Question

The length of a wall is 8 m and its height is 4 m. The wall is 35 cm thick. There is one door of size 2 m \[ \times \] 1 m, and two windows of size \[1.20\] m \[ \times \] 1 m. Find the expenditure of making the wall at the rate of ₹ 1500 per cubic meter.

Answer 1

Hint: Here, we need to find the cost of making the wall. First, we will find out the volume of the cuboid of the given dimensions of the wall. Next, we will find the volumes of the cuboids that need to be removed from the wall for the door and the two windows. The cuboid will have thickness equal to the thickness of the wall. Then, we will use this to find the actual volume of the wall. Finally, we will multiply it with the given rate to find the cost of making the wall.

Formula used:
The volume of a cuboid is given by \[l \times b \times h\], where \[l\] is the length, \[b\] is the breadth, and \[h\] is the height.

Complete step-by-step answer:
First, we will draw a diagram as per the given information.

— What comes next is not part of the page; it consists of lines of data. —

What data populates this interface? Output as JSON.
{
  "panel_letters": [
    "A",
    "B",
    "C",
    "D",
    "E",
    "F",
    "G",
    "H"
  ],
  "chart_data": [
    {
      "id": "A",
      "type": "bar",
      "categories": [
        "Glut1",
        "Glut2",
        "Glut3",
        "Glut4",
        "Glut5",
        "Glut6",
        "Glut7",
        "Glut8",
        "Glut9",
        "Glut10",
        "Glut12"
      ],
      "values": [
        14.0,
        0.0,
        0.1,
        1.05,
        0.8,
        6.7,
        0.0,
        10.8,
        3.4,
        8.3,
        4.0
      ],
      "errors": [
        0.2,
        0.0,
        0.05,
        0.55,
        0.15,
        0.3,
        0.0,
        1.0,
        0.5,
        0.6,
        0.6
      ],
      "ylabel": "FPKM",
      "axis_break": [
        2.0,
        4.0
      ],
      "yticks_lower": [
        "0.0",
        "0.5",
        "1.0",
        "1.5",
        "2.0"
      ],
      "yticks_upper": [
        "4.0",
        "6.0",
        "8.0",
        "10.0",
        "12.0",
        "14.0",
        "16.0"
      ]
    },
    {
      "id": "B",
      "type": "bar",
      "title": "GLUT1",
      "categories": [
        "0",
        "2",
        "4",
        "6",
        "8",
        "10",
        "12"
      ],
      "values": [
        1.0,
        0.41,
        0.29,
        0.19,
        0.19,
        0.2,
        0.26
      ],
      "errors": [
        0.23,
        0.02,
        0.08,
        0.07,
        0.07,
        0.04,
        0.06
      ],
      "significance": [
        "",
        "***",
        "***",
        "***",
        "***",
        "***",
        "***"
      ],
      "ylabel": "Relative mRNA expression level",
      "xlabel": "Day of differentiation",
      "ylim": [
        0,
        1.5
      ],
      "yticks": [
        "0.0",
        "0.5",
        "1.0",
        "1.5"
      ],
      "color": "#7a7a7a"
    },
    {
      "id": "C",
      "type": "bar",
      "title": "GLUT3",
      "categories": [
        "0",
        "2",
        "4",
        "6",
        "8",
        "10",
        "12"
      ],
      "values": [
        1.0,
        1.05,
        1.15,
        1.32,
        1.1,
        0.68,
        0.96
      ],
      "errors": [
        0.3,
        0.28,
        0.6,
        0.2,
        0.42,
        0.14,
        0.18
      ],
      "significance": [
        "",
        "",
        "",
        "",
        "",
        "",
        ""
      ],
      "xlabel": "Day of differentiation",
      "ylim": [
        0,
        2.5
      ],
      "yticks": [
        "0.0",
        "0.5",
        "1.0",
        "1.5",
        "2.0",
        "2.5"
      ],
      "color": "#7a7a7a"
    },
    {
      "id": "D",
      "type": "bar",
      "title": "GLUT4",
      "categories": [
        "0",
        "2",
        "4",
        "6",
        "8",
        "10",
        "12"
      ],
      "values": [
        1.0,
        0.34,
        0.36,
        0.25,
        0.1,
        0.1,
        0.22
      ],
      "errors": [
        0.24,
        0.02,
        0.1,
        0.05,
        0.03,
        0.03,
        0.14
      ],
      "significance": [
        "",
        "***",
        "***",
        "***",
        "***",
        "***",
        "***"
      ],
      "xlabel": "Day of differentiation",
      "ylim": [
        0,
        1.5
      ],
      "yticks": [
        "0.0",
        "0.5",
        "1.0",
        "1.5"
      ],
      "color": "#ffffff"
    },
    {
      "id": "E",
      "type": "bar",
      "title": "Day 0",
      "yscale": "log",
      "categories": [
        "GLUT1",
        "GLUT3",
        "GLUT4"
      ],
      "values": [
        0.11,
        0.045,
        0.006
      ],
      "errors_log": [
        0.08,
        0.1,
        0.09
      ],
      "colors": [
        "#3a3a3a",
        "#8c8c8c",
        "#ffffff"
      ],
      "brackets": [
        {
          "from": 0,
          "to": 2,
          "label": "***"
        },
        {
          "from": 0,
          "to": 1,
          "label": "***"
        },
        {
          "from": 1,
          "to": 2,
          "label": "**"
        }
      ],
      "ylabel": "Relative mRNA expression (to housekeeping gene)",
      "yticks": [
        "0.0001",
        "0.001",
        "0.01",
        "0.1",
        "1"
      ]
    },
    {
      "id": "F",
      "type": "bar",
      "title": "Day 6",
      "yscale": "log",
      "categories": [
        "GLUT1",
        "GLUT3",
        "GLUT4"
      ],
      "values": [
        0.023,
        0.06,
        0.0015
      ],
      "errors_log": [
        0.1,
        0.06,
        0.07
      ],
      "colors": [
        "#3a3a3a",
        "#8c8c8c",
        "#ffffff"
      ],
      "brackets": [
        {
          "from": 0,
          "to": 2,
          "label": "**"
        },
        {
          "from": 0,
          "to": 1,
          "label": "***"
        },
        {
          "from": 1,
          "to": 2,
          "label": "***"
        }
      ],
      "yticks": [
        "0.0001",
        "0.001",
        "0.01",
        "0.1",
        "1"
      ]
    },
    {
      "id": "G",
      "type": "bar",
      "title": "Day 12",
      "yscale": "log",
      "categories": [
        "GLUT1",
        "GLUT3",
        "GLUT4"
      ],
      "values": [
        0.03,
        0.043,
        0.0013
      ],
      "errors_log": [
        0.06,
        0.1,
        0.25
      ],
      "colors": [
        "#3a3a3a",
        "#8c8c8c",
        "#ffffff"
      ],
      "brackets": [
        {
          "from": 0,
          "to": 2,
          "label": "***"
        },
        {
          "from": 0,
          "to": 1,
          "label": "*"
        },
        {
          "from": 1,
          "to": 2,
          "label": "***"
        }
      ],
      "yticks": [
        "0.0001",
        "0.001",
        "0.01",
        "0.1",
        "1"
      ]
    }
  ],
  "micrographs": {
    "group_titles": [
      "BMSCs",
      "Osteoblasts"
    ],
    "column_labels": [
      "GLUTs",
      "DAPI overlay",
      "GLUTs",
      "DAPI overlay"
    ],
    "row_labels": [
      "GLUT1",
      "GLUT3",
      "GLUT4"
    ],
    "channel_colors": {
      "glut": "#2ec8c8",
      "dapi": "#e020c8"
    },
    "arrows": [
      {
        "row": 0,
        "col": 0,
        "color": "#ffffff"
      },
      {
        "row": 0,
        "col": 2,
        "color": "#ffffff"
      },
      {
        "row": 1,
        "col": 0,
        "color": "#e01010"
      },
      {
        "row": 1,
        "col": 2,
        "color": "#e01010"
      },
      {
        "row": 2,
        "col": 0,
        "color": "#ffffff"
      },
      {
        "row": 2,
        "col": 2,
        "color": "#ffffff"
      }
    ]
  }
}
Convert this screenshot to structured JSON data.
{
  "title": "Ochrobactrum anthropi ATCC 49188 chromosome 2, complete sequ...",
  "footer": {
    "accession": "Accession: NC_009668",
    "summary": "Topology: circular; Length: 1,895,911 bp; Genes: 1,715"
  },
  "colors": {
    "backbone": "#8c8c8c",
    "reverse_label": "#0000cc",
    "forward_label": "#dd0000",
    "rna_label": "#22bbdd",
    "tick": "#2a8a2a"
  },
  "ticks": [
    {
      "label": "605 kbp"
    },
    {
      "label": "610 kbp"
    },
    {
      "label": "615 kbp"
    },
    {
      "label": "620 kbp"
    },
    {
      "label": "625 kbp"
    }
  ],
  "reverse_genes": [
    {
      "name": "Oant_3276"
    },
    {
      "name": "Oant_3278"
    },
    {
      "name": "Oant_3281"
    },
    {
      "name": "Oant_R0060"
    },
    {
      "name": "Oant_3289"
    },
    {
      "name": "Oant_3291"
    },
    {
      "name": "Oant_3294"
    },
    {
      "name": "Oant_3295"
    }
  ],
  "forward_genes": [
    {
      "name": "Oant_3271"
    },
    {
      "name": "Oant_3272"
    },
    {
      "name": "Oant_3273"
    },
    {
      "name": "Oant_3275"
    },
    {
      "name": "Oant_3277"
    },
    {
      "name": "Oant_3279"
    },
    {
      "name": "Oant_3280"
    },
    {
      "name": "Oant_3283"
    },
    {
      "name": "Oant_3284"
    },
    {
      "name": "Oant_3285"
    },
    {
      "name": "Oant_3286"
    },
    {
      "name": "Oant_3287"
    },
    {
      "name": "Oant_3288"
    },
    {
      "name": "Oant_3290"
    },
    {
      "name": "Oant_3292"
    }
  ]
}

Let us convert all the given dimensions to metres.
We know that 1 centimetre is equal to \[\dfrac{1}{{100}}\] metres.
Therefore, we get
Thickness of the wall \[ = 35{\text{ cm}} = 35 \times \dfrac{1}{{100}}{\text{ m}} = 0.35{\text{ m}}\]
Now, we need to find out the volume of the cuboid of the given dimensions of the wall.
The volume of a cuboid is given by the formula \[l \times b \times h\], where \[l\] is the length, \[b\] is the breadth, and \[h\] is the height.
Substituting \[l = 8\] m, \[b = 0.35\] m, and \[h = 4\] m in the formula, we get
Volume of the cuboid for the wall \[ = 8 \times 0.35 \times 4{\text{ }}{{\text{m}}^3}\]
Multiplying the terms of the expression, we get
\[ \Rightarrow \] Volume of the cuboid for the wall \[ = 11.2{\text{ }}{{\text{m}}^3}\]
It is given that there is one door of size 2 m \[ \times \] 1 m, and two windows of size \[1.20\] m \[ \times \] 1 m in the wall.
For the door, a cuboid of size 2 m \[ \times \] 1 m, with thickness equal to the wall must be removed from the wall.
For the windows, two cuboids of size \[1.20\] m \[ \times \] 1 m, with thickness equal to the wall must be removed from the wall.
We will find the volumes of these cuboids and remove them from the total volume of the wall.
Substituting \[l = 2\] m, \[b = 0.35\] m, and \[h = 1\] m in the formula, we get
\[ \Rightarrow \]Volume of the cuboid removed for the door \[ = 2 \times 0.35 \times 1{\text{ }}{{\text{m}}^3}\]
Multiplying the terms of the expression, we get
\[ \Rightarrow \]Volume of the cuboid removed for the door \[ = 0.7{\text{ }}{{\text{m}}^3}\]
Substituting \[l = 1.20\] m, \[b = 0.35\] m, and \[h = 1\] m in the formula, we get
\[ \Rightarrow \]Volume of the cuboid removed for the window \[ = 1.20 \times 0.35 \times 1{\text{ }}{{\text{m}}^3}\]
Multiplying the terms of the expression, we get
\[ \Rightarrow \]Volume of the cuboid removed for the window \[ = 0.42{\text{ }}{{\text{m}}^3}\]
Multiplying the equation by 2, we get
\[ \Rightarrow \]Volume of the cuboid removed for the two windows \[ = 2 \times 0.42{\text{ }}{{\text{m}}^3} = 0.84{\text{ }}{{\text{m}}^3}\]
Now, the volume of the wall can be found by removing the volumes of the cuboids removed for the windows and the door from the total volume of the cuboid of the wall.
Therefore, we get
\[ \Rightarrow \]Volume of the wall \[ = \left( {11.2 - 0.7 - 0.84} \right){\text{ }}{{\text{m}}^3}\]
Subtracting the terms in the expression, we get
\[ \Rightarrow \]Volume of the wall \[ = 9.66{\text{ }}{{\text{m}}^3}\]
Finally, we can calculate the cost of making the wall.
The total cost of making the wall is equal to the product of the volume of the wall in cubic meters, and the cost per cubic meter of making the wall.
Therefore, we get
\[ \Rightarrow \] Total cost of making the wall \[ = 9.66 \times 1500 = 14,490\]

Therefore, we get the cost of making the wall as ₹ 14,490.

Note: We should ensure that all units are in either millimetres or centimetres. A common mistake is to use the 35 cm and multiply it with 4 m and 8 m to get the volume of the wall as 1120 metres. This is incorrect.